Les députés votent en nouvelle lecture le texte controversé sur «la manipulation de l'information»
L'Assemblée nationale a voté en nouvelle lecture la proposition de loi ordinaire contre «la manipulation de l'information» en période électorale, qui avait été rejetée par le Sénat cet été et présentée comme inutile par l'opposition.
La proposition de loi ordinaire relative à la lutte contre la «manipulation de l'information» a été adoptée par – seulement – 45 voix contre 20 à l'Assemblée nationale, dans la nuit du 9 au 10 octobre. «Face la multiplication des tentatives de manipulation, il est urgent d'agir», a lancé la ministre de la Culture Françoise Nyssen, donnée partante du gouvernement mais présente dans l'hémicycle pour défendre son texte. «Tous les garde-fous ont été instaurés [et ce projet] ne restreint en rien la liberté d'expression», a-t-elle assuré, alors que l'opposition et les associations de journalistes ont dénoncé un texte au mieux «inapplicable» et «inefficace», au pire «dangereux pour la liberté d'opinion».
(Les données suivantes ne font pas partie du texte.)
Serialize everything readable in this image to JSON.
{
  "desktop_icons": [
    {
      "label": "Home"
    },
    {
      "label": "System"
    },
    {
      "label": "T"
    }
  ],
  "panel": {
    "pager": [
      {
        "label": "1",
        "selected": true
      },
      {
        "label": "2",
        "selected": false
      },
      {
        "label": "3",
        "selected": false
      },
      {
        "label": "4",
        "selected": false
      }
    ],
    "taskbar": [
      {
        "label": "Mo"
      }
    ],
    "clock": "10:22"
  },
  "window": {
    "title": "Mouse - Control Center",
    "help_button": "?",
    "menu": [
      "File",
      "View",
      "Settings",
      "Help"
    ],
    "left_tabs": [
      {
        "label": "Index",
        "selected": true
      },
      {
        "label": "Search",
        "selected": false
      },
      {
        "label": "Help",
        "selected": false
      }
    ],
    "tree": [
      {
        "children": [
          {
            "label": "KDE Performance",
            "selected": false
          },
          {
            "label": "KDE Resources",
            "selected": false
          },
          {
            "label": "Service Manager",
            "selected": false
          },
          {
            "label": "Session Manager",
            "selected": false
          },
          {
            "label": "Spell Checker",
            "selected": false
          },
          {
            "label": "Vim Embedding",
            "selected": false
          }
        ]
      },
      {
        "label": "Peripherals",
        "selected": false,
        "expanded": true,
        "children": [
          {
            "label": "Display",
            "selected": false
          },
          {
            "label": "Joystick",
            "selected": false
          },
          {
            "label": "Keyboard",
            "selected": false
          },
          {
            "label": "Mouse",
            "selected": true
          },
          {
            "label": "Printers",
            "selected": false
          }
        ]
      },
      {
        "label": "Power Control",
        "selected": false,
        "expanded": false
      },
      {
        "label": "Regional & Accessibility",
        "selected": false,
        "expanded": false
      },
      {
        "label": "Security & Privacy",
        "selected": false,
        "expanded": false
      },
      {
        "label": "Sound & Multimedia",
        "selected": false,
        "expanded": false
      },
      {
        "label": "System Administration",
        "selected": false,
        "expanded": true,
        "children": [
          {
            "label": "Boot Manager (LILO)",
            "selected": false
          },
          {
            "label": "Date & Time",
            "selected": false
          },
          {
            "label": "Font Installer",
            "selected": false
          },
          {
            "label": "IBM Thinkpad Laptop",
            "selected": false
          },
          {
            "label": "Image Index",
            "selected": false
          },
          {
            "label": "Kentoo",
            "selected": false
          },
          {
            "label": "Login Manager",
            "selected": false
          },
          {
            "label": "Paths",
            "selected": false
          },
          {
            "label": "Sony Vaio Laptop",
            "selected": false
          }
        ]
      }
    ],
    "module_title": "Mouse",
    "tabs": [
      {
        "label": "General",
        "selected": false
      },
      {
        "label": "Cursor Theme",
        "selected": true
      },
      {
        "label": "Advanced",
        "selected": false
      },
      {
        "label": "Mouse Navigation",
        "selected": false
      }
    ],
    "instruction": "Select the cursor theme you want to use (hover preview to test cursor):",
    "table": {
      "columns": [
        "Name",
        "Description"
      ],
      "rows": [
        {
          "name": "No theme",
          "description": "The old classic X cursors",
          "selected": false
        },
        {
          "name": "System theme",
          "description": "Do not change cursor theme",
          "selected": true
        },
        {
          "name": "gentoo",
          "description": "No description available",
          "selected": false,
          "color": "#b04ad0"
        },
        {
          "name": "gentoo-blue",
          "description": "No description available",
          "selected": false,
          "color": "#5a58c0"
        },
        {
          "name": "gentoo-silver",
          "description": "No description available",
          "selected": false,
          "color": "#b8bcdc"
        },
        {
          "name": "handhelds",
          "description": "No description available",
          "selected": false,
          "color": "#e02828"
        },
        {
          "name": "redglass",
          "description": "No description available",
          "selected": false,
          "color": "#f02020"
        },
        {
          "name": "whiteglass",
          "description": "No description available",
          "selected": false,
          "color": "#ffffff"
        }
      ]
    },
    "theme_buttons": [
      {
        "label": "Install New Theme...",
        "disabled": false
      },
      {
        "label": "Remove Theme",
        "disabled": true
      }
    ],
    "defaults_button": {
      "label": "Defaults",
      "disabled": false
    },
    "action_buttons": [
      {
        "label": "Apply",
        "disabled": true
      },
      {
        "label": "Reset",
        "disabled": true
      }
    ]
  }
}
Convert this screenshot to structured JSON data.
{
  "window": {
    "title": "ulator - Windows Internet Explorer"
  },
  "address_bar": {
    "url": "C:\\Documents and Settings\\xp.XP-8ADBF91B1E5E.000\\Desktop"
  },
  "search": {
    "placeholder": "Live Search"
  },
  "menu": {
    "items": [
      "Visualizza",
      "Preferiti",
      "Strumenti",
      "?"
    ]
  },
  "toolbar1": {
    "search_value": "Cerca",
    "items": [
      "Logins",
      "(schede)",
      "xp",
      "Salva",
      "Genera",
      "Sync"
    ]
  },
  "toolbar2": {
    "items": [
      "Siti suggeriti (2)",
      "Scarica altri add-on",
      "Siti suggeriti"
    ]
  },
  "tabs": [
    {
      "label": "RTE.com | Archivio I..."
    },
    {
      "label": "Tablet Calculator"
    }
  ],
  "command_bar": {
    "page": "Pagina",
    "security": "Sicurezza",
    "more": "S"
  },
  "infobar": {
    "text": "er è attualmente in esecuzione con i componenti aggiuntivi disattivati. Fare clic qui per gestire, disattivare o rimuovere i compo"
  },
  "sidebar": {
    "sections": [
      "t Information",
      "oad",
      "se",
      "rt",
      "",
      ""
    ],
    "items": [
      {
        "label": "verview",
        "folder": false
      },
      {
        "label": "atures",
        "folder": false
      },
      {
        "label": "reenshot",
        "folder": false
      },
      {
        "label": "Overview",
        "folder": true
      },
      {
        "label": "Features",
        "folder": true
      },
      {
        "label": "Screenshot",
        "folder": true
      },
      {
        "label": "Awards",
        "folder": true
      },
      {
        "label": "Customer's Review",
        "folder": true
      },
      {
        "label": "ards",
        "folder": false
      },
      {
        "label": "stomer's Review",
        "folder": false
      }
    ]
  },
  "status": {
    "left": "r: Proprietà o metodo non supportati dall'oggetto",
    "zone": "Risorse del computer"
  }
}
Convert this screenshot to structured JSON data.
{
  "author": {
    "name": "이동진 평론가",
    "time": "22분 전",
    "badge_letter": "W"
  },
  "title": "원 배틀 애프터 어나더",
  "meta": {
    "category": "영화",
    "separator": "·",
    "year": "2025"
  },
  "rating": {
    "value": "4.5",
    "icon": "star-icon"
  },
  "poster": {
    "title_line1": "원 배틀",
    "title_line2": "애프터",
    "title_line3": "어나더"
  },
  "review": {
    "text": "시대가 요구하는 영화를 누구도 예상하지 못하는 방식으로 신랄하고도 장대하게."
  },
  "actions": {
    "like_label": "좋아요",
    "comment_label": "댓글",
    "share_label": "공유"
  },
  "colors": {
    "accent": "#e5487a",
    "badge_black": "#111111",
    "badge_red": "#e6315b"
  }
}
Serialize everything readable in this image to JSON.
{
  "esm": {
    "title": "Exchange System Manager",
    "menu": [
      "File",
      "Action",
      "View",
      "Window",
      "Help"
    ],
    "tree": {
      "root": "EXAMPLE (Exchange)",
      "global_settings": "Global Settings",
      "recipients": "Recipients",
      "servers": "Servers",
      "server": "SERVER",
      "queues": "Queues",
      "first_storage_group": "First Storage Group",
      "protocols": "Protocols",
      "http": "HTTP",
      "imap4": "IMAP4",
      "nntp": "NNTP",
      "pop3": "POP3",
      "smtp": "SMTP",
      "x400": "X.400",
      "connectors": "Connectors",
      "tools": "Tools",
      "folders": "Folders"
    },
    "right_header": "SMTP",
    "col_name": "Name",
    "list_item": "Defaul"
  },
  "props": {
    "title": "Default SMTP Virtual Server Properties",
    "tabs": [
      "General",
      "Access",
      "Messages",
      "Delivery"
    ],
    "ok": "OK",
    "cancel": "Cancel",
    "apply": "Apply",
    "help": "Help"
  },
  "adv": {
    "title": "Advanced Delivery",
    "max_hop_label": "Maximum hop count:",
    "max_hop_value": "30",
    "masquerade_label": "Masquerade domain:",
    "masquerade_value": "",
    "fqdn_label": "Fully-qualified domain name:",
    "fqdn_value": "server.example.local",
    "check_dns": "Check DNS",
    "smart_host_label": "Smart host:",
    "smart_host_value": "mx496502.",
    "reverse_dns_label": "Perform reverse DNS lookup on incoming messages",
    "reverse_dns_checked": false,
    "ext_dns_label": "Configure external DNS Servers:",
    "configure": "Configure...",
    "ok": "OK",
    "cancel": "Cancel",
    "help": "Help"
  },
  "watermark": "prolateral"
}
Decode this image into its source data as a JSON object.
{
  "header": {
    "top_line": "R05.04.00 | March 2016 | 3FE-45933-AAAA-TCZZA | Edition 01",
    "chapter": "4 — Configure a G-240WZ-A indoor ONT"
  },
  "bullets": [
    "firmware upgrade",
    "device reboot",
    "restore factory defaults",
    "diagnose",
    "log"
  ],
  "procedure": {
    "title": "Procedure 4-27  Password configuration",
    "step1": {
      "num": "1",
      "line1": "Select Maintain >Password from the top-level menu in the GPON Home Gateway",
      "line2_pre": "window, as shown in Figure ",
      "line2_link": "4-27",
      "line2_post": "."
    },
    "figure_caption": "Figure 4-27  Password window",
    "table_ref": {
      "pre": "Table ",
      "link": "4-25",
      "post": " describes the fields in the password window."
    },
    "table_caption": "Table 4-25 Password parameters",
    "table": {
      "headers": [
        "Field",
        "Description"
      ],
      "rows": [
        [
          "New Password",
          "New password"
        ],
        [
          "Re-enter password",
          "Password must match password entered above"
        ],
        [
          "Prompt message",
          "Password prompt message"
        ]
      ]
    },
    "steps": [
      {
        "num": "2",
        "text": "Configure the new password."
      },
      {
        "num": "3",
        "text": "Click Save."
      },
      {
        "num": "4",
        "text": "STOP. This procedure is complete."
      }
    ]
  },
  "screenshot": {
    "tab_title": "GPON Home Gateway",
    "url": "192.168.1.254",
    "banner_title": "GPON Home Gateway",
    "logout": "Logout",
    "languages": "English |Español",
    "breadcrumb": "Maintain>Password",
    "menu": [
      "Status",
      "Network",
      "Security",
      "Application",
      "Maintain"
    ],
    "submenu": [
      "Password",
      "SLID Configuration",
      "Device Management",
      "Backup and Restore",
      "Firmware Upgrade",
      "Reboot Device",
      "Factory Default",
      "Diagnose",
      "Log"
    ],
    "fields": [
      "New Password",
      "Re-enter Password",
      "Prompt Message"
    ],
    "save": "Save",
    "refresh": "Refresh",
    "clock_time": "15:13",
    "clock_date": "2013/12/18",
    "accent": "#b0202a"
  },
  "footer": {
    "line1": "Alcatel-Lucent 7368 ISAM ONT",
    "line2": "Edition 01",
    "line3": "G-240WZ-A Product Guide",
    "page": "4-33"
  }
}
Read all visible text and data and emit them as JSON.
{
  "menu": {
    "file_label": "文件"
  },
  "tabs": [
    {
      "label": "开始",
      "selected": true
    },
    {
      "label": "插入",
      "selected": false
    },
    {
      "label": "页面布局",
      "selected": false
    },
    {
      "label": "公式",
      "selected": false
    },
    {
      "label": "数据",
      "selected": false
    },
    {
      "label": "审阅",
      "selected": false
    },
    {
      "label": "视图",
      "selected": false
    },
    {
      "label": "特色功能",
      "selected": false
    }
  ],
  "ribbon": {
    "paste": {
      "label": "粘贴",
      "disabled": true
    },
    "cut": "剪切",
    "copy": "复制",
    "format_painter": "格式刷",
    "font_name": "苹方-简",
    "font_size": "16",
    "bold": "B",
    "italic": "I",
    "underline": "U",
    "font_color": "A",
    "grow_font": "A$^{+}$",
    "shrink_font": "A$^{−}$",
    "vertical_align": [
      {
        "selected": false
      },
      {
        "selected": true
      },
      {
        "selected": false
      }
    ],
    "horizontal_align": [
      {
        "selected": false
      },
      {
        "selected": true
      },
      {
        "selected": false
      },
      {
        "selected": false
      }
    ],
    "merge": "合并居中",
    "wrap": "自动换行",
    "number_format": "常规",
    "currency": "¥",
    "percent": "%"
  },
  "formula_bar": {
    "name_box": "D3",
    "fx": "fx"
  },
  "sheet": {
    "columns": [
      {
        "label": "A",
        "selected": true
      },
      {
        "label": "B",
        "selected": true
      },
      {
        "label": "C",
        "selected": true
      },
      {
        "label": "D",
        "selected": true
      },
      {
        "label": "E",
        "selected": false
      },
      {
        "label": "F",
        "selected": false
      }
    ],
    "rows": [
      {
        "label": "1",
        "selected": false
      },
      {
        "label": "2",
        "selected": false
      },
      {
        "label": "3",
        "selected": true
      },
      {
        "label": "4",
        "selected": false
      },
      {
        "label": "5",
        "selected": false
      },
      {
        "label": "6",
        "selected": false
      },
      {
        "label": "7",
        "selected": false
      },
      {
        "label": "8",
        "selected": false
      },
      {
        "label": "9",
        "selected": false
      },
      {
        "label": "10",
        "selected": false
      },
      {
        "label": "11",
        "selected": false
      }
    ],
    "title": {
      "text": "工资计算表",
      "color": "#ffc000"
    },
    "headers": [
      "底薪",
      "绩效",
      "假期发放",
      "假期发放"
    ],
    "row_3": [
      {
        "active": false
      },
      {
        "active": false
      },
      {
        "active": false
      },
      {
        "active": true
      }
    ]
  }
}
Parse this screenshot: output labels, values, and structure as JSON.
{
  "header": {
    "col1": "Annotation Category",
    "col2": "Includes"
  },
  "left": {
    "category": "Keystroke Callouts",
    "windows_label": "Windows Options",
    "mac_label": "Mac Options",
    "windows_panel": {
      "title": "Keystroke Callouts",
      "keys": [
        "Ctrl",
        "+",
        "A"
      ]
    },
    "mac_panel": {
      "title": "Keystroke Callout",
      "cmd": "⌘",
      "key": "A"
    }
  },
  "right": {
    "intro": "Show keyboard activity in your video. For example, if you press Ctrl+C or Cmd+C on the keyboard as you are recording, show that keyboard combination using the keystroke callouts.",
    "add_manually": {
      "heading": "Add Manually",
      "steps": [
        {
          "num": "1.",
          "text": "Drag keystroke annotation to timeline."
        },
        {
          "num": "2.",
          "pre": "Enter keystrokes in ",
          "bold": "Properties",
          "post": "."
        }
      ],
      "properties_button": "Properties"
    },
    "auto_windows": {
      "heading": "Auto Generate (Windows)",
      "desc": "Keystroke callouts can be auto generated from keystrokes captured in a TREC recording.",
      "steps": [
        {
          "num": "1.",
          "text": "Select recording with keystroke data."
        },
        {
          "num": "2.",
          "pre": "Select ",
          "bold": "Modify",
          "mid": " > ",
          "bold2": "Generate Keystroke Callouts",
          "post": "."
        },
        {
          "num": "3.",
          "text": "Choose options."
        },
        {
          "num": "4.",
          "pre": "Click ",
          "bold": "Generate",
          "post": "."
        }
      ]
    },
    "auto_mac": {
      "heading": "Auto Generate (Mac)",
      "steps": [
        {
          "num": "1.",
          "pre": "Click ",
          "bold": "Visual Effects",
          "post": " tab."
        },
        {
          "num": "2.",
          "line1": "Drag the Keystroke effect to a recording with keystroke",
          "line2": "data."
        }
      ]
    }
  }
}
La ministre a également annoncé à cette occasion le lancement d'une mission en vue de la création d'un «conseil de déontologie de la presse», confiée à l'ex-PDG de l'AFP Emmanuel Hoog.
Les deux propositions de loi contre «la manipulation de l'information» – ordinaire, et organique pour la présidentielle – visent selon l'AFP à permettre à un candidat ou un parti de saisir le juge des référés pour faire cesser la diffusion de «fausses informations» durant les trois mois précédant un scrutin national. Les propositions de loi entendent imposer aux plateformes numériques (comme Facebook et Twitter) des obligations de transparence lorsqu'elles diffusent des contenus contre rémunération. De plus, le texte prévoit la possibilité pour le Conseil supérieur de l'audiovisuel (CSA) d'«ordonner la suspension de la diffusion [d'un service] contrôlé par un Etat étranger ou sous l'influence [de cet Etat s'il] diffuse de façon délibérée de fausses informations de nature à altérer la sincérité du scrutin».
«Une mauvaise plaisanterie», selon Mélenchon
Déposées en mars dernier, les deux propositions de loi avaient été adoptées par l'Assemblée mais rejetées par le Sénat fin juillet. Pour son deuxième passage au palais Bourbon, le texte a de nouveau soulevé les critiques de l'opposition.
Ainsi, les députés de gauche, l'UDI-Agir (qui n'est pourtant pas dans une logique d'opposition systématique au gouvernement) et Les Républicains (LR), cités par l'AFP, ont déploré un texte inutile, rappelant en outre que «les fausses informations [étaient] déjà réprimées par la loi sur la presse de 1881». Ils ont notamment fait valoir une définition non-aboutie d'une «fausse information», la difficulté pour un juge de trancher dans l'urgence sur des situations complexes, ainsi que le pouvoir de censure exorbitant accordé selon eux au CSA. «Nous doutons que la procédure de référé soit suffisante pour qualifier l'infraction. Cela fait peser sur le juge un enjeu assez lourd avec des risques de pression et d'instrumentalisation», a fait valoir Constance Le Grip (LR).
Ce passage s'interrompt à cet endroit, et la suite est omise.